Schema Evolution Strategies

When changing a schema for data that is read, some options include:

  • Adding new fields is relatively safe
    • If the field must not be ignored when present, have a transition period where it is invalid to use on stable Cargo before stabilizing it or error if its used before supported within the schema version (e.g. edition requires a minimum package.rust-version, if present)
  • Adding new values to a field is relatively safe
    • Unstable values should fail on stable Cargo
  • Version the structure and interpretation of the data (e.g. the edition field or package.resolver which has an edition fallback)

Note: some formats that are read are also written back out (e.g. cargo package generating a Cargo.toml file) and those strategies need to be considered as well.

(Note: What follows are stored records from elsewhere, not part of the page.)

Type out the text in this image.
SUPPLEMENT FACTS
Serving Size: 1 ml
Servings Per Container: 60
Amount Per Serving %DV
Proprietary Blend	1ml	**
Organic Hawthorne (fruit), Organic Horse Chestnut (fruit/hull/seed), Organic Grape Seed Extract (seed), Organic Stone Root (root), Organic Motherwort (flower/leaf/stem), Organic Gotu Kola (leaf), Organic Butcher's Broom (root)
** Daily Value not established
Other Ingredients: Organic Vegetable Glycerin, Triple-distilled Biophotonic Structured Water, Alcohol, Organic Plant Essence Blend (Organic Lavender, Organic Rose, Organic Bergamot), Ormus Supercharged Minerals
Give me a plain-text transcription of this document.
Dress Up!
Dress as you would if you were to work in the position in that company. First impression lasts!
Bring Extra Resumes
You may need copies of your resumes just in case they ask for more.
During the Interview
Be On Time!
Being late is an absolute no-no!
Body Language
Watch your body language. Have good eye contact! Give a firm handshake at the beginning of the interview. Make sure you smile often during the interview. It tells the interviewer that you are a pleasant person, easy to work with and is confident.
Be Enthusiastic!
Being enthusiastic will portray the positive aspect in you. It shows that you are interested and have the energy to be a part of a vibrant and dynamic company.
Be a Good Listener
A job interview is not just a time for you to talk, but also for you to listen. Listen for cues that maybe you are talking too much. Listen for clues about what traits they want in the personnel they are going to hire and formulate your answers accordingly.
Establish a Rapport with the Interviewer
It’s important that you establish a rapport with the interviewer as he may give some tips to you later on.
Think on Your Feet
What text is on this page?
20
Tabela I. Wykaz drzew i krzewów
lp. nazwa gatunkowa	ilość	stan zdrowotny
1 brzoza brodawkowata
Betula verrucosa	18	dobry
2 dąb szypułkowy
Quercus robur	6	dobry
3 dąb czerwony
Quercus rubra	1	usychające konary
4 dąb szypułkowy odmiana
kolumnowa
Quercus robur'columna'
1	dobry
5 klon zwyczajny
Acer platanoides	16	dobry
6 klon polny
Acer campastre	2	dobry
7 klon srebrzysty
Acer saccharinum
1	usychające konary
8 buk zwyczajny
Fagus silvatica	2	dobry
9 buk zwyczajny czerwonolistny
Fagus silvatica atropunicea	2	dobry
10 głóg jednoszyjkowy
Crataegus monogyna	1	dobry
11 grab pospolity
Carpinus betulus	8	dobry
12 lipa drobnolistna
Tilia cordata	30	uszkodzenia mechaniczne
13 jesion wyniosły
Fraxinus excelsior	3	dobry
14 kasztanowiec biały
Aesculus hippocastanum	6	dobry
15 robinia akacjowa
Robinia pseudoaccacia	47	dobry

When changing a schema for data that is written, some options include:

  • Add new fields if the presence can be ignored
  • Infer permission from the users use of the new schema (e.g. a new alias for an enum variant)
  • Version the structure and interpretation of the format
    • Defaulting to the latest version with a warning that behavior may change (e.g. cargo metadata --format-version, edition in cargo script)
    • Defaulting to the first version, eventually warning the user of the implicit stale behavior (e.g. package.edition in Cargo.toml)
    • Without a default (e.g. package.rust-version, or a command-line flag like --format-version)

Note: While serde makes it easy to support data formats that add new fields, new data types or supported values for a field are more difficult to future-proof against.